Salivary Gland Cancer
Salivary gland cancer is cancer that affects the parotid glands, sublingual glands, or the submandibular glands. Risk factors include older age, radiation therapy treatment to head or neck, and being exposed to certain substances at work. Signs include fluid draining from the ear, pain, numbness, weakness, trouble swallowing, and a lump. Treatment depends upon the stage of the cancer and usually involves surgery, radiation therapy, chemotherapy, or radiosensitizers.
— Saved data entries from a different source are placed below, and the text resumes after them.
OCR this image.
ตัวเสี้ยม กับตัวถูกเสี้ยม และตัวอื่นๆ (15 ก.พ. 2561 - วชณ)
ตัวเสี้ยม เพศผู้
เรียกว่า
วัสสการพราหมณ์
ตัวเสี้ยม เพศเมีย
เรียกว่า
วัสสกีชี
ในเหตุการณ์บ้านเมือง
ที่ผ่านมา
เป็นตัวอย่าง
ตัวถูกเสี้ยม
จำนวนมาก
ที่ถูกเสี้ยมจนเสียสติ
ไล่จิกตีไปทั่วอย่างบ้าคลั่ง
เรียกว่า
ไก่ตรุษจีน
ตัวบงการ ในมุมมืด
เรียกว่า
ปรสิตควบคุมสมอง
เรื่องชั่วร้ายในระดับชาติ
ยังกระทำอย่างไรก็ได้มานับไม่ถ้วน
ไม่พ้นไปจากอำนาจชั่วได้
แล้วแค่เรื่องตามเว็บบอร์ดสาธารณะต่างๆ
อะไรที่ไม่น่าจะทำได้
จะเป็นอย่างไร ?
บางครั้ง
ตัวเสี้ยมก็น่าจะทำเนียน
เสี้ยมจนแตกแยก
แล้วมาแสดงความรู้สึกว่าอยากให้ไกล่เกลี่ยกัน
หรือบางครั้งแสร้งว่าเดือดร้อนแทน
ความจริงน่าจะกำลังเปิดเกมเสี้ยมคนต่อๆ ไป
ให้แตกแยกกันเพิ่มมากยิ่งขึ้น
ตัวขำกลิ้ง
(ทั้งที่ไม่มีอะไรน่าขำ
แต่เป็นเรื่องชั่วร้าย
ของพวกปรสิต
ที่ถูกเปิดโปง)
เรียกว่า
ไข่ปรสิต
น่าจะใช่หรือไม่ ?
Gallbladder cancer is a rare form of cancer with symptoms that include jaundice, abdominal pain, fever, nausea and vomiting, abdominal lumps, and bloating. Risk factors include being female and Native American. Treatment of gallbladder cancer depends upon the stage of the cancer, the type of gallbladder cancer, and whether the cancer can be removed by surgery.
Nasopharyngeal cancer is a form of cancer in which malignant cells form in the nasopharynx tissues. Risk factors include being of Chinese or Asian ancestry and exposure to the Epstein-Barr virus. Symptoms and signs of nasopharyngeal cancer include a sore throat, a lump in the neck or nose, trouble hearing, nosebleeds, headaches, and trouble hearing, breathing, or speaking. Treatment depends upon the stage of the cancer, the tumor size, the type of cancer, and the patient's health and age.
Cancer pain results from the tumor pressing on nerves or invading bones or organs. Cancer treatments like chemotherapy, radiation, or surgery can also cause pain. Over-the-counter pain relievers, prescription medications, radiation, biofeedback, and relaxation techniques are just some treatments for cancer pain.